Suffolk Reporter

Chemists at the U.S. Department of Energy’s Brookhaven National Laboratory have developed a theoretical framework to predict catalyst behavior more accurately. The study, published in Chem Catalysis, examines how temperature and pressure affect catalysts' structure, efficiency, and product formation.

Ping Liu, a theorist in Brookhaven Lab’s Chemistry Division and adjunct professor at Stony Brook University, led the research. "Our results highlight the significant impact the reaction environment can have on catalytic performance," Liu stated. The research shows that catalyst-environment interactions can be used to enhance catalysts' efficiency and selectivity.

The scientists modeled catalysts that convert carbon dioxide into various products like methanol using palladium combined with zinc or silver. Previous experiments showed metallic palladium produced formic acid while theoretical calculations suggested methanol should be favored. This discrepancy prompted further investigation.

Hong Zhang, Liu's graduate student at SBU and first author of the paper, designed a model using density function theory and kinetic modeling to understand these reactions better. "We developed a framework based on density function theory and kinetic modeling to capture the dynamic behavior and structure of the catalyst under operational reaction conditions," Zhang explained.

Liu noted that capturing reaction-driven dynamics experimentally is challenging. "The reality is that a catalyst often undergoes significant structural changes or phase transitions in the reaction environment," she said.

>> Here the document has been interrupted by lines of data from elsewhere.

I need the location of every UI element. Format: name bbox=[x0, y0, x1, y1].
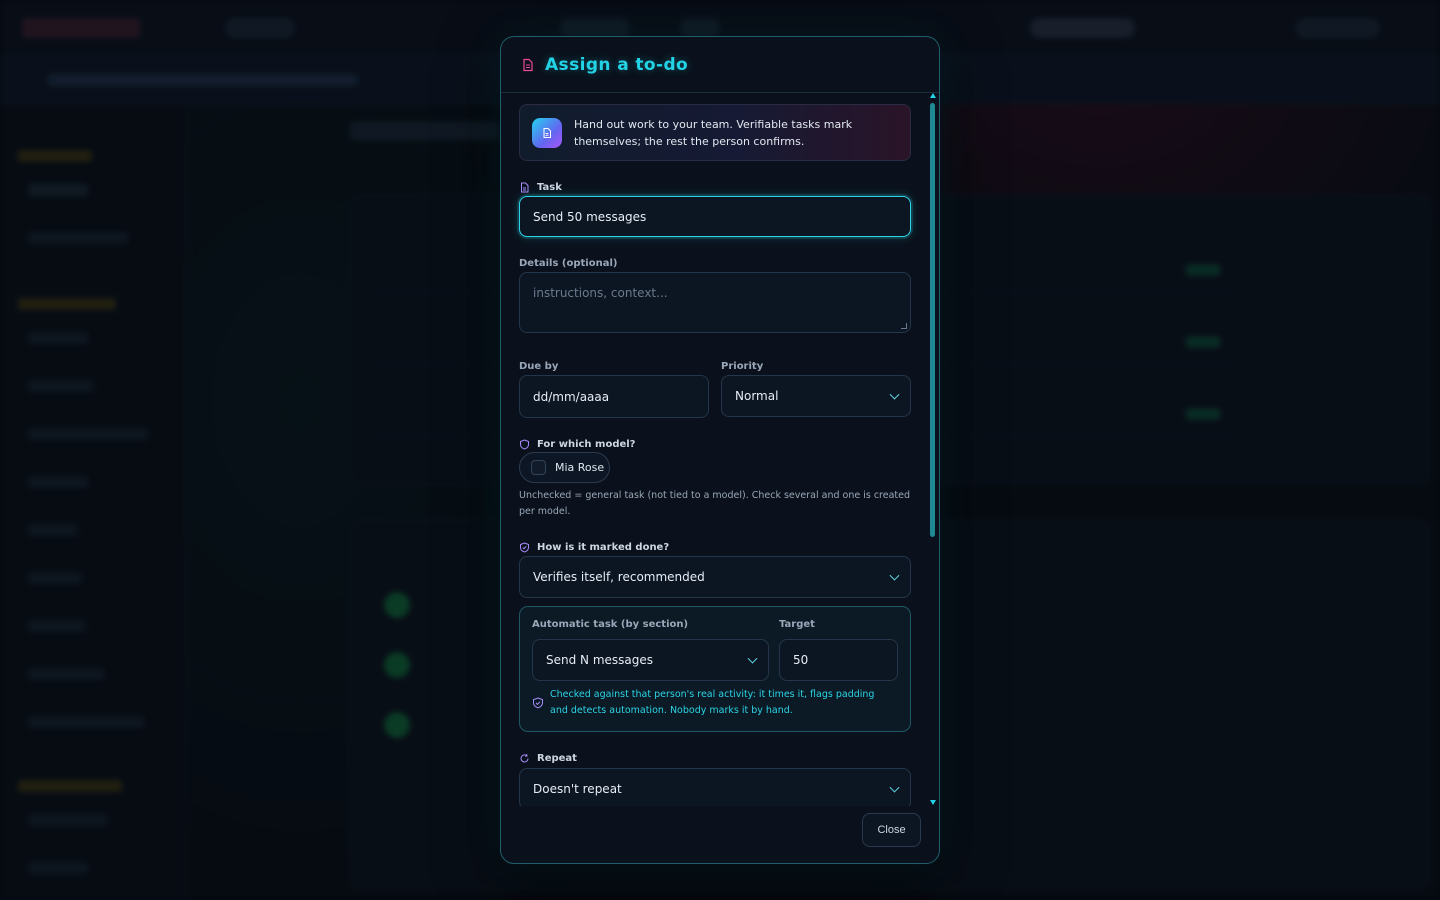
shield-icon bbox=[519, 439, 530, 450]
shield-check-icon bbox=[519, 542, 530, 553]
due-date-input[interactable]: dd/mm/aaaa bbox=[519, 375, 709, 418]
completion-select[interactable]: Verifies itself, recommended bbox=[519, 556, 911, 598]
scroll-up-icon[interactable] bbox=[930, 93, 936, 98]
document-icon bbox=[519, 182, 530, 193]
model-checkbox[interactable] bbox=[531, 460, 546, 475]
document-icon bbox=[521, 58, 535, 72]
automatic-task-panel: Automatic task (by section) Send N messa… bbox=[519, 606, 911, 732]
chevron-down-icon bbox=[747, 653, 758, 664]
modal-scrollbar[interactable] bbox=[929, 93, 937, 805]
chevron-down-icon bbox=[889, 782, 900, 793]
model-helper-text: Unchecked = general task (not tied to a … bbox=[519, 490, 911, 517]
target-input[interactable]: 50 bbox=[779, 639, 898, 681]
modal-title: Assign a to-do bbox=[545, 54, 689, 75]
completion-label: How is it marked done? bbox=[519, 542, 669, 553]
model-option-chip[interactable]: Mia Rose bbox=[519, 452, 610, 483]
automatic-note: Checked against that person's real activ… bbox=[532, 687, 892, 719]
resize-grip[interactable] bbox=[901, 323, 907, 329]
chevron-down-icon bbox=[889, 389, 900, 400]
priority-label: Priority bbox=[721, 361, 764, 372]
priority-select[interactable]: Normal bbox=[721, 375, 911, 417]
scrollbar-thumb[interactable] bbox=[930, 103, 935, 537]
target-label: Target bbox=[779, 619, 815, 630]
chevron-down-icon bbox=[889, 570, 900, 581]
automatic-task-label: Automatic task (by section) bbox=[532, 619, 689, 630]
modal-header: Assign a to-do bbox=[501, 37, 939, 93]
document-gradient-icon bbox=[532, 117, 562, 148]
info-text: Hand out work to your team. Verifiable t… bbox=[574, 117, 853, 148]
repeat-label: Repeat bbox=[519, 753, 577, 764]
model-label: For which model? bbox=[519, 439, 635, 450]
details-label: Details (optional) bbox=[519, 258, 618, 269]
shield-check-icon bbox=[532, 697, 544, 709]
task-input[interactable]: Send 50 messages bbox=[519, 196, 911, 237]
automatic-task-select[interactable]: Send N messages bbox=[532, 639, 769, 681]
modal-scroll-area[interactable]: Hand out work to your team. Verifiable t… bbox=[501, 94, 931, 806]
repeat-select[interactable]: Doesn't repeat bbox=[519, 768, 911, 806]
assign-todo-modal: Assign a to-do Hand out work to your tea… bbox=[500, 36, 940, 864]
refresh-icon bbox=[519, 753, 530, 764]
info-banner: Hand out work to your team. Verifiable t… bbox=[519, 104, 911, 161]
details-textarea[interactable]: instructions, context... bbox=[519, 272, 911, 333]
scroll-down-icon[interactable] bbox=[930, 800, 936, 805]
close-button[interactable]: Close bbox=[862, 813, 921, 847]
due-label: Due by bbox=[519, 361, 559, 372]
task-label: Task bbox=[519, 182, 562, 193]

The new modeling framework aims to bridge studies of catalysts before and after reactions. It involves mapping out phase changes under different pressures and temperatures to determine which conditions favor certain products.

At room temperature, hydrogen blocked reactions from starting by covering catalytic surfaces. Increasing temperatures created hydrogen vacancies allowing carbon dioxide access to active sites for conversion into formic acid. Further temperature increases changed selectivity towards producing carbon monoxide and methanol.

"We found that changing the temperature actually changes the active sites of the catalyst," Liu said, explaining how larger hydrogen vacancies favored methanol production.

The framework was validated for other catalysts including pure palladium and alloys with zinc or silver. "In all three cases, the framework we developed can accurately describe the experimentally observed selectivity with significantly reduced computing cost," Liu added.

This work enhances understanding of catalyst structures and mechanisms while demonstrating how reaction conditions influence catalytic activity. Funded by DOE Office of Science, calculations utilized resources at Brookhaven Lab's Center for Functional Nanomaterials and Stony Brook University's SeaWulf computing system supported by NSF grants.